Tourentipp: Die Elbe mit dem Rad entdecken

Elberadweg zwischen Magdeburg und Schmilka

Mit dem Auto und den Rädern im Gepäck geht es zunächst nach Magdeburg (Jugendherberge mit Hotelflair). Morgen soll es entlang der Elbe Richtung tschechische Grenze gehen – so der Plan. Am nächsten Morgen: regnerisch und kalt und, was wir nicht bedacht haben, GEGENWIND ohne Gnade. Nach quälenden Kilometern dann die Entscheidung: nächster Bahnhof und dann eben an der tschechischen Grenze beginnen. Das Komfortable an Sachsen und Sachsen-Anhalt ist die kostenlose Fahrradmitnahme im ÖPNV. Also auch immer die Möglichkeit mit Rad und Gepäck per Bahn oder Bus preisgünstig wieder zurück zu fahren.

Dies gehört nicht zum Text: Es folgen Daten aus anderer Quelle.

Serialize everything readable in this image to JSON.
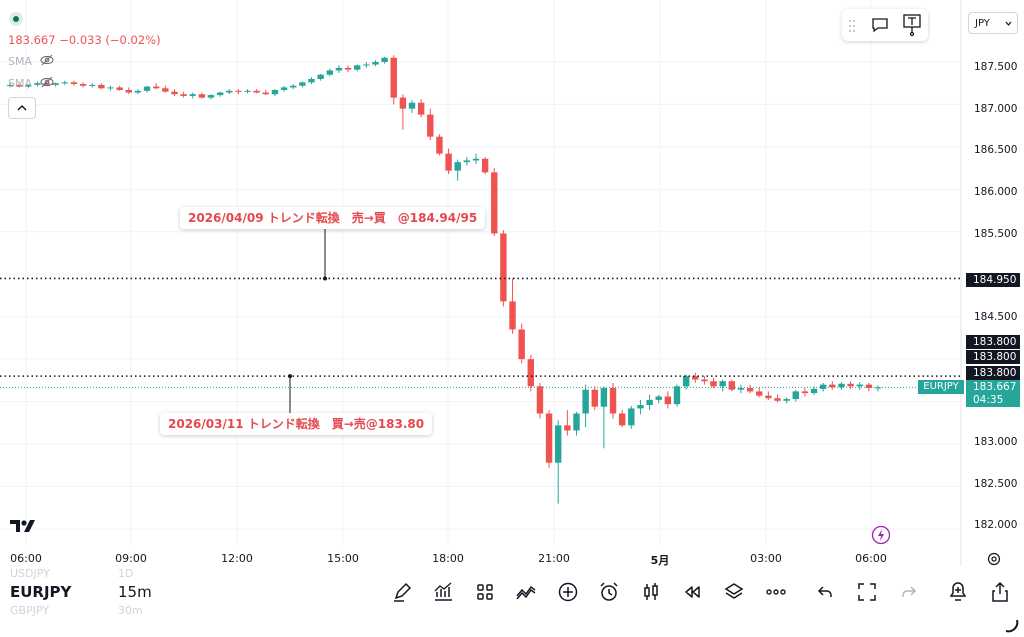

Im Schatten des Elbsandsteingebirges und seinen Ausläufern verbringen wir noch eine Nacht in Schmilka. Die nächsten Tage geht es dann immer an dem sehr gut ausgebauten und ausgeschilderten Elberadweg flussabwärts. Viele Etappen lassen sich beidseitig des Flusses fahren, oft kreuzen kleine Fähren, mit denen die Flussseite gewechselt werden kann. Die fast immer flache Strecke führt durch wunderschöne und abwechslungsreiche Natur, durch die Elbauen vorbei an vielen kleinen Dörfern. In fast allen Orten gibt es Übernachtungsmöglichkeiten, viele Einkehrmöglichkeiten direkt am Wegesrand – von kleiner Imbissbude über Cafés hin zu Restaurants, je nach Geschmack und Geldbeutel.

Vorbei geht es an alten sehenswerten Städten wie Torgau, der Lutherstadt Wittenberg, Coswig, Pirna und natürlich Meißen und Elbflorenz Dresden.

Ein Abstecher lohnt sich auch nach Dessau, zum einen als Stadt des „Bauhaus“ und zum anderen ist das Wörlitzer Gartenreich einen Besuch wert. Schon alleine die abschließbaren Garagen für Fahrräder sind ein Erlebnis. Hier kann das Rad samt Gepäck während des Besuches geparkt werden.

Nach 330 km im Sattel und vollgepackt mit vielen Eindrücken sind wir wieder in Magdeburg gelandet. Unser Fazit: die Elbe ist auf jeden Fall eine (Rad-)Reise wert, sowohl für einen Mehrtagestrip als auch für ein verlängertes Wochenende.